Under the legislation, the US departments of State, Commerce, Agriculture, Labor, Treasury and other agencies will be funded through 30 September, the end of the current fiscal year, Reuters reported Thursday.

Hours before the vote the White House said in the statement that the Democrats' resolutions fund a number of unnecessary programs at levels 20 percent or higher than the US president's fiscal year 2019 budget request, including excessing foreign aid and other assistance for the West Bank/Gaza, Syria, Pakistan and UN programs.

The Trump administration has also threatened to veto a package of short-term spending bills being introduced by US House Democrats in order to end the current government shutdown because they ignore "the Nation’s urgent border security needs."

The US government has been partially shut down since December 22 after Democratic lawmakers refused to meet President Donald Trump’s demand for $5.6 billion to build the controversial wall on the US-Mexico border.

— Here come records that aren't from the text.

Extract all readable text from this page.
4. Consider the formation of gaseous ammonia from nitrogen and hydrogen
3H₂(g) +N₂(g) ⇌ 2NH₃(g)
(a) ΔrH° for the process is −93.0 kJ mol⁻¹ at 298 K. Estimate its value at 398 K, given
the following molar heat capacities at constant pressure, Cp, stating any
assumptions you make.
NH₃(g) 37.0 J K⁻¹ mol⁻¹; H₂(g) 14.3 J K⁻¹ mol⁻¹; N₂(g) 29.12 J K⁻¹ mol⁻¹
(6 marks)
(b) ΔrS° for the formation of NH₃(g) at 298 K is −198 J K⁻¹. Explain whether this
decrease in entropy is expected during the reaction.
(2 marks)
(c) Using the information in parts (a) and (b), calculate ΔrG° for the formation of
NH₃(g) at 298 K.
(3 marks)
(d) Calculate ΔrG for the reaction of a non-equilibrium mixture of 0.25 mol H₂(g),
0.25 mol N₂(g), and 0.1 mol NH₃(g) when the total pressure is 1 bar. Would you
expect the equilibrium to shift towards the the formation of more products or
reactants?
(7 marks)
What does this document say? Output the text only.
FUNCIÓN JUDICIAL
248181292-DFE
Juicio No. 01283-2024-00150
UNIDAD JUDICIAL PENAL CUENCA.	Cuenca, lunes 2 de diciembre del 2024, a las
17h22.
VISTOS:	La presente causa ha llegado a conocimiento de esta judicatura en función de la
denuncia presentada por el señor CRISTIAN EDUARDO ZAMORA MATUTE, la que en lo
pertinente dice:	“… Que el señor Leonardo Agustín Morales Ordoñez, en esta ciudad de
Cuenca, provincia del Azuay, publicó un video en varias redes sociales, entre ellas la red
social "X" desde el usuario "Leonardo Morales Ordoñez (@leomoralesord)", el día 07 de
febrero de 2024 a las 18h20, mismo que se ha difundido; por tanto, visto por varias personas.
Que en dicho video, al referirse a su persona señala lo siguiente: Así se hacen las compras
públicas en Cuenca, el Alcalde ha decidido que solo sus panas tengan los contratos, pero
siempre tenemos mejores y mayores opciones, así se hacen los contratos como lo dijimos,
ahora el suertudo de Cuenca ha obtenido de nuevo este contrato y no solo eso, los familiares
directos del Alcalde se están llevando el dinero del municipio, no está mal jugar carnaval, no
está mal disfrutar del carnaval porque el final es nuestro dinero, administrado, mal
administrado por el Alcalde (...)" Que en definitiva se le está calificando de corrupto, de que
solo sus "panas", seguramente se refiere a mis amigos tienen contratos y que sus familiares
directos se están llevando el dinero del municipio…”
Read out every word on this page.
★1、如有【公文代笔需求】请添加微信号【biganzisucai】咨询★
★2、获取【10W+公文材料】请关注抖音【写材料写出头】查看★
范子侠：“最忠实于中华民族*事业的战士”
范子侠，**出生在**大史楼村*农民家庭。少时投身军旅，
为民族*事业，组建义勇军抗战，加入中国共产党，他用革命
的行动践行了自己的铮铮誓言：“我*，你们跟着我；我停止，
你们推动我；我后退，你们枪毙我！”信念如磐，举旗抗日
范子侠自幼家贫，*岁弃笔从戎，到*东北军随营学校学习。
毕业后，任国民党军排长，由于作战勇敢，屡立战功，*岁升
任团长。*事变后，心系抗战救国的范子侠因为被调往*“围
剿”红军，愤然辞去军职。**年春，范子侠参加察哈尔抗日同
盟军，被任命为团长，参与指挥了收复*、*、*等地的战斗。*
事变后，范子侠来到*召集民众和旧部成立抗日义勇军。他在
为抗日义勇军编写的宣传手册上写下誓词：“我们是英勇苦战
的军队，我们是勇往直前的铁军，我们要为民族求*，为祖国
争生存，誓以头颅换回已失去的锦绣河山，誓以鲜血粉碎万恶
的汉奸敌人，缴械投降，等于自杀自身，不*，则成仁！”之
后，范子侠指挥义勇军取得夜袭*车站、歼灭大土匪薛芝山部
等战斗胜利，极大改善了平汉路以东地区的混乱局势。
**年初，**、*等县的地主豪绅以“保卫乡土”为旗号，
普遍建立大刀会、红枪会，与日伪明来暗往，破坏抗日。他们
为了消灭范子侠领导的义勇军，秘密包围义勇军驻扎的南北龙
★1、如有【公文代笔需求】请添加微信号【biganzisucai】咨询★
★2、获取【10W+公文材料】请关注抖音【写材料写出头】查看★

Trump said via Twitter on Thursday that he was willing to cooperate with the Democratic Party on a funding bill that would be beneficial for the United States. In a strange turn of events, the president also held an impromptu presser Thursday afternoon that included no new announcements. Trump walked into the briefing room alongside border patrol agents and reiterated his position on the need to construct a wall along the southern border with Mexico. Trump also took a moment to congratulate his political rival who is now running the House.

"I just want to start with congratulating Nancy Pelosi by being elected… speaker of the House. It is a very very great achievement," Trump said on Thursday during his first-ever appearance in the White House briefing room.

US lawmakers who clinched victories in the November midterm elections were sworn-in to office as the 116th Congress convened with a new Democratic majority in the House of Representatives, which elected Congresswoman Nancy Pelosi as its speaker.

Pelosi, who previously held the position of House speaker from 2007 to 2011, regained the gavel after a simple majority of members, 220 over 192, backed her in the vote.